It is the 1970’s, and a new girl has just moved in across the street from nine-year-old Kate Burns. Kate and Misty develop that once-in-a-lifetime friendship, enduring in spite of boyfriends, family troubles, and ever-diverging interests and school activities.
Kate is an imaginative girl who has read and reread the biography of Helen Keller and blindfolds herself in her room to act the part; her daydreams frequently feature her cousin Angela, a free spirit. Kate pretends that the beautiful Angela was her teenaged unwed mother who gave her up to be adopted by her parents, Fred and Cleva (whom Kate once compares to Jack Sprat and his wife).

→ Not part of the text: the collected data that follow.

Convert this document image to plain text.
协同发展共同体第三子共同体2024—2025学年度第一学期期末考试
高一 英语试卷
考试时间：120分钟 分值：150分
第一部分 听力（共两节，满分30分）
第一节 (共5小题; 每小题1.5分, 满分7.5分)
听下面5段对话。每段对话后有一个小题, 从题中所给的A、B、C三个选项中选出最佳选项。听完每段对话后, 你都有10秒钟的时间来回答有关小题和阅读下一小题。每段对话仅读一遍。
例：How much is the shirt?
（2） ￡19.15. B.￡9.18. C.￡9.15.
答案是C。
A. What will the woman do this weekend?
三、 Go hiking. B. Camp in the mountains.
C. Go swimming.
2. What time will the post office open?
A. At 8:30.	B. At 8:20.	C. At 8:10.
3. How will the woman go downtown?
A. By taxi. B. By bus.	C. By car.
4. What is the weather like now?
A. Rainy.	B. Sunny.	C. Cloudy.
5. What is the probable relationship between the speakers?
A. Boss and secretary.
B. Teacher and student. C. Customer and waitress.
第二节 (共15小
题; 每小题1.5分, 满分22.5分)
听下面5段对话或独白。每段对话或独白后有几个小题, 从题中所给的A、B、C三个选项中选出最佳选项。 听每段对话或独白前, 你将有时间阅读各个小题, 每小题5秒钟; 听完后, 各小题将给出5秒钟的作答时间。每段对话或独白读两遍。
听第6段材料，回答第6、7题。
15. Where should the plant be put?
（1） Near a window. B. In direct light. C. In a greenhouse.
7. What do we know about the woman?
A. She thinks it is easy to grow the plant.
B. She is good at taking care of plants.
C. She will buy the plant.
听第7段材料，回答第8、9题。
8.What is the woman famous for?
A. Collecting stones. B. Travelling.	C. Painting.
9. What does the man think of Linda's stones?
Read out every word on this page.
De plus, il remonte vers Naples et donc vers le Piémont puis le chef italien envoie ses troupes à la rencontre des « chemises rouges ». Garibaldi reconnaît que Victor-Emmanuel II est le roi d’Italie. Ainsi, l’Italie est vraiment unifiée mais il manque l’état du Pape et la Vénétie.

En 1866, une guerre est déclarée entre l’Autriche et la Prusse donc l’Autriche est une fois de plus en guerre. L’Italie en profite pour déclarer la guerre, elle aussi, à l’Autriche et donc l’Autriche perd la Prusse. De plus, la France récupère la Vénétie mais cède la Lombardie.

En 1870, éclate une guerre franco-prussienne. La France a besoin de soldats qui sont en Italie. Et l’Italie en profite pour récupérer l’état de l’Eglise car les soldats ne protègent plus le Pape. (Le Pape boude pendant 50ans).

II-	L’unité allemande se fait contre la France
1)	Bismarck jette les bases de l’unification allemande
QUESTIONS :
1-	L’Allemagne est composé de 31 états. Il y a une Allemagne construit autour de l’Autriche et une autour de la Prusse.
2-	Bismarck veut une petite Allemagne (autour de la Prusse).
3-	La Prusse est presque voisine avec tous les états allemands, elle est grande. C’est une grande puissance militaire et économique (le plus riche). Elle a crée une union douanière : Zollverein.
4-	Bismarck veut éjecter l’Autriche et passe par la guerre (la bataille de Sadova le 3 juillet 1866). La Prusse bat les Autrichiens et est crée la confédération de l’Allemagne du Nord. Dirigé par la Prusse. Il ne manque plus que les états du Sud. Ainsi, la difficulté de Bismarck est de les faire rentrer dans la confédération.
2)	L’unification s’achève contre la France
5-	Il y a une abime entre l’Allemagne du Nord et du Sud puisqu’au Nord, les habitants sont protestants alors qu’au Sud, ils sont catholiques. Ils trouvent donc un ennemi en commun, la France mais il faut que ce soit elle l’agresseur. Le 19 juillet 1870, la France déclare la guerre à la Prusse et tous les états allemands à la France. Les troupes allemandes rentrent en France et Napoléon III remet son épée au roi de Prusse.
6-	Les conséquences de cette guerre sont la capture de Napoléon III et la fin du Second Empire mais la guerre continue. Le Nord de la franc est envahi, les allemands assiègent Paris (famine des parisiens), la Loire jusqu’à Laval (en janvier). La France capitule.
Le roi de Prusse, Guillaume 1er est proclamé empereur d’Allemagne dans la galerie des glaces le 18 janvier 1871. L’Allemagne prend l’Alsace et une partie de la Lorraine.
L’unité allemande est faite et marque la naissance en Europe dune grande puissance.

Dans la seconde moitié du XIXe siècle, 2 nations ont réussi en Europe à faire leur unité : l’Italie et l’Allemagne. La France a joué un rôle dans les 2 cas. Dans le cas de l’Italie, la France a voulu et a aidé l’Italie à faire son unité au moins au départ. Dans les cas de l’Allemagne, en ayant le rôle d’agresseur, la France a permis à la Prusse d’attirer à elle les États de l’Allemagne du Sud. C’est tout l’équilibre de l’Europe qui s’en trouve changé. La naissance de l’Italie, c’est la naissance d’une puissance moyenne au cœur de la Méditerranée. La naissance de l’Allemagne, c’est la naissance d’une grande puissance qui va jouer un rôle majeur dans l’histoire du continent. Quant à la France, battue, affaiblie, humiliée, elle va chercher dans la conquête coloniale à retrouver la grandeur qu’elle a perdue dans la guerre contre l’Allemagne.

Cleva is the dowdy, housewifely sort, not mysterious like Angela or sexy like Misty’s mother, Mo. One lesson Kate will learn, however, is that both Angela and Mo, for all their glamour, can also be self-centered and cruel; Mo dies after having left her family to run away with another man. Cleva and Misty’s mousey stepmother, initially disparaged by and unremarkable to Kate and Misty, will prove to be the true heroines of the novel, eventually gaining their daughters’ respect.
That is the beauty of McCorkle’s storytelling—capturing the wondrousness of childhood and using the life of an ordinary girl to bring to life an entire neighborhood of characters. She does not try to answer every question, yet ends on a positive note, leaving the reader satisfied.